With their second release, I Wanna Play In Your Big Backyard, the Mudcat Blues Band (Jim Rosen/vocals, harp, Rob Pickett/vocals, guitar, Brendan Lewis/bass, Gene Wickliffe/drums) focuses on the essence of blues music, rather than a style or dialect. Their 1994 debut built a confident extension of the performance aspect of a seasoned bar band (when they were known as Da Mudcats), augmenting the basic instruments with keyboards and horns. As rewarding as that recording was, this one transcends it, with fewer ornaments.

The most obvious difference is in the material, some of which reflects the cards that life has dealt this band since last time out. Part of the Mudcats appeal is their authentic "been there" delivery, typified on the last album by the sheepish "Shoulda Been Ashamed"; that authenticity takes on chilling implications with the matter of fact "Terminal Man," an upside irony about premature departure. Rusty Ends' "Blue Shadows," with its New Orleans flavored syncopation and tasty acoustic guitar solo, makes lonely introspection seem like sophisticated fun. Honorary Mudcat Tim Krekel's "Highland Blues" offers the denizens of Derby City an insider's sly send-up of the Crescent lifestyle.
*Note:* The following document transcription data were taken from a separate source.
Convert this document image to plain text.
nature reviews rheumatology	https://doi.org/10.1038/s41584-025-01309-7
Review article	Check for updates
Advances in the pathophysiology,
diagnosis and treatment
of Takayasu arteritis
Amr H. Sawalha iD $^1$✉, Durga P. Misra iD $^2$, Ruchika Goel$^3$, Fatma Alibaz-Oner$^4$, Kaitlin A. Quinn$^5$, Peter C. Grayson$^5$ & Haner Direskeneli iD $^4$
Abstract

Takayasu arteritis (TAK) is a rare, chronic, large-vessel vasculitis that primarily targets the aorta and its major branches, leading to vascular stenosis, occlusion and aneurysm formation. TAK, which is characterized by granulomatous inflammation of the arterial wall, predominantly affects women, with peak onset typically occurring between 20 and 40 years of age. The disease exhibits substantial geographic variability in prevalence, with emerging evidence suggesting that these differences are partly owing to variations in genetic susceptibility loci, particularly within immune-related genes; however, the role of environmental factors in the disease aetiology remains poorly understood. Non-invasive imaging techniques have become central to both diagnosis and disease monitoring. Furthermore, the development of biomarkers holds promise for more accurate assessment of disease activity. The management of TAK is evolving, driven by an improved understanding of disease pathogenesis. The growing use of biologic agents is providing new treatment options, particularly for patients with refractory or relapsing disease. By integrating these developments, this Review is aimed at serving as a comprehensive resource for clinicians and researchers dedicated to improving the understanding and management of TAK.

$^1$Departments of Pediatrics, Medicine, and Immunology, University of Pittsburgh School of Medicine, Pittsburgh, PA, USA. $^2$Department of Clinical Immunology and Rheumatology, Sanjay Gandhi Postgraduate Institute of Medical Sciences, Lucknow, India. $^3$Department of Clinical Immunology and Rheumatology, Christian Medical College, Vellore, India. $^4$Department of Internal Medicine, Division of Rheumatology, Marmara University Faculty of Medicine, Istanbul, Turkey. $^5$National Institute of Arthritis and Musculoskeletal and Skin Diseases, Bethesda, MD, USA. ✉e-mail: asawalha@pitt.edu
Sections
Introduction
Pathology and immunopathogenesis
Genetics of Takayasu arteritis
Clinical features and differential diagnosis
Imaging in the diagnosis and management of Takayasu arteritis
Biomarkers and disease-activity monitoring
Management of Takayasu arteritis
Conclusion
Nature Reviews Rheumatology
The other transcendent quality of this recording is the minimalist approach. This time out, the basic instrumental configuration dominates, using different guest players, notably Krekel and John Burgard, to vary the sound. If you thought that the rhythm section on the last recording was solid and together, you'll find that it's tighter than a gnat's rear stretched over a barrel this time, sparked by the rock-steady Gene Wickliffe, the reincarnation of the MG's late Al Jackson.

The jazz tinged "King Cootie Waltz," an instrumental collaboration between Krekel and Rosen, will lay you back in a late summer afternoon hammock with its languid guitar supporting a plaintive, lyrical harp styling that evokes Toots Theilmans. The opening cut's treatment of Robert Johnson's "Kind Hearted Woman" says all it needs to say with acoustic guitar, harp and vocal; a reminder that less can be enough, if not more.

This self produced recording offers a map through those backstreets just off the main roads we travel daily: mortality, love, laughs, cynicism and hope. It's all right there in this big back yard.